Mullins’ other Santa Anita Derby winners, Buddy Gil and Castledale, ran sixth and 14th in the Kentucky Derby. Mullins said he would take a week to decide whether to go to Kentucky with Buzzards Bay, a horse he bought in Florida, on behalf of Bill Bianco and David Shimmon, for $175,000. The purchase came late last year, after Buzzards Bay, in his third start, beat maidens at Calder Race Course.

For Mullins, Buzzards Bay had won one of four starts, the win coming in the Golden Gate Derby on Jan. 15. After that, the colt beat only one horse in the Risen Star Stakes in New Orleans, then ran third in the El Camino Real Derby at Bay Meadows. Mullins said Buzzards Bay bled significantly at Bay Meadows.

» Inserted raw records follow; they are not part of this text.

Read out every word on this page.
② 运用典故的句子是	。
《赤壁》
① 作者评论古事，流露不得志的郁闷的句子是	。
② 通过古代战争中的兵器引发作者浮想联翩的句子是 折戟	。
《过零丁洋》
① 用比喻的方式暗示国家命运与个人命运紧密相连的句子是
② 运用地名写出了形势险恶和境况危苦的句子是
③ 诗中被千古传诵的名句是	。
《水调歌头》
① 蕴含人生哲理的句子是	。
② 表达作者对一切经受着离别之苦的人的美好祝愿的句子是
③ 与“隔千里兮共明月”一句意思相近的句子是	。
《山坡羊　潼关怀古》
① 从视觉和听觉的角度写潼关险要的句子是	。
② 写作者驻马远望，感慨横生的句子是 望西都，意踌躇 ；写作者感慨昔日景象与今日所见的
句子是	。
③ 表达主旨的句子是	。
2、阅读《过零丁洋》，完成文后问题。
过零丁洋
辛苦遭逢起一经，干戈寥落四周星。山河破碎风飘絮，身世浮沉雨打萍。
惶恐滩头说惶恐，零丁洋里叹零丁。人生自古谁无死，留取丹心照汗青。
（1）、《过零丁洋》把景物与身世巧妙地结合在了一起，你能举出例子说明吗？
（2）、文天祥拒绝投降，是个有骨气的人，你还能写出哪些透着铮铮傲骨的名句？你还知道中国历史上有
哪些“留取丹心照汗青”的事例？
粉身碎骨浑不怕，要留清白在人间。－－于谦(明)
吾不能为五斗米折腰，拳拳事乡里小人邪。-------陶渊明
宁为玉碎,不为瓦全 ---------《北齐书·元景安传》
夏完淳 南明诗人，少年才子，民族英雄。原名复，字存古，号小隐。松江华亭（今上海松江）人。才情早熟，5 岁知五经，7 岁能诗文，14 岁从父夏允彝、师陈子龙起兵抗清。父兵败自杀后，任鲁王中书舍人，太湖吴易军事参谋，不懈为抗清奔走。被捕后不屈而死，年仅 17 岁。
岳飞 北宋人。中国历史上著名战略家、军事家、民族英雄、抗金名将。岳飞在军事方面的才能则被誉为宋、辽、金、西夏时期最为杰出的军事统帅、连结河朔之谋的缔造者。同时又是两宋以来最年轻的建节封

Ridden by Mark Guidry, Buzzards Bay completed 1 1/8 miles in 1:49, earning $450,000. Third behind Customer and General John B after a quarter of a mile, Buzzards Bay went to the front on the backstretch and stayed there. He held off General John B on the rail and Wilko from the outside in the closing strides.

“I’m getting quite a bit of gratification out of this win,” Mullins said as he sipped a beer after the race. “I think you [the media] know why. This is a horse who has a lot of heart and just keeps going. At the three-eighths pole, when I saw his ears going back and forth, I knew we had a good chance.”